Today in Catholic History – The Siege of Rome

On 19 September 1870, the armies of the Kingdom of Italy laid siege to Rome in their desire to incorporate the city into a unified Italian state. On the 20th of September, the Italian armies will capture the city ending more than one thousand years of temporal rule by the papacy. Popes Pius IX through Pius XI will refuse to recognize the loss of Rome and call themselves the “Prisoner of the Vatican”.
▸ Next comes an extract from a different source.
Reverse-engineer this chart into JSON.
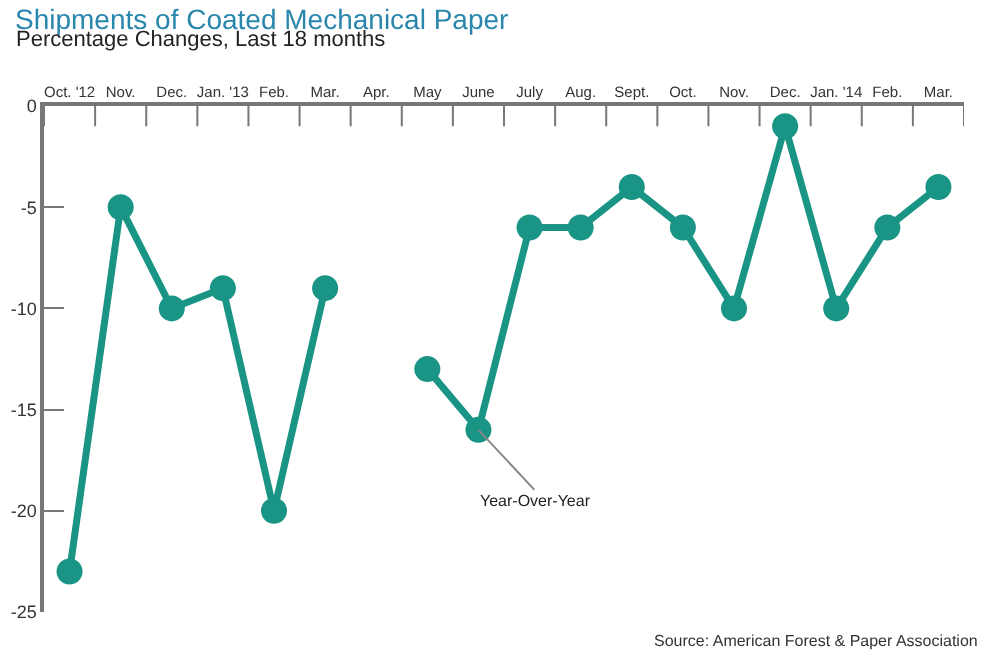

With the defeat of Napoleon III at the Battle of Sedan, the French Government was no longer willing or able to prevent the desires of many Roman citizens as well as the Italian Government itself that Rome become part of the Kingdom of Italy. An attempt by King Victor Emmanuel III to get Pope Pius IX to acquiesce to Italian troops marching into Rome under the guise of protecting the Pope was rejected. The Italian government hoped that a peaceful surrender could be negotiated and as the Italian army approached Rome, Pius IX recognized that he could not defend the city but would put up a token resistance.

On 19th of September, the Italian army reached the Aurelian Walls of Rome. On 20th, Italian troops will enter Rome and after a brief struggle during which 68 soldiers were killed, Italy captured the city. On the 21st, the Italian forces will capture the Leonine City, including the Vatican. The Italian government had attempted to offer a deal to Pius IX to offer the Leonine City in return for his recognition of the loss of Rome but Pius IX refused.

For the next 59 years, the popes refused to give any sign that they recognized the authority of the Italian government. They would not appear in Saint Peter’s Square or leave the Vatican. Only when Pope Pius XII agreed to the Lateran Treaty in 1929 establishing an independent Vatican City did this situation change.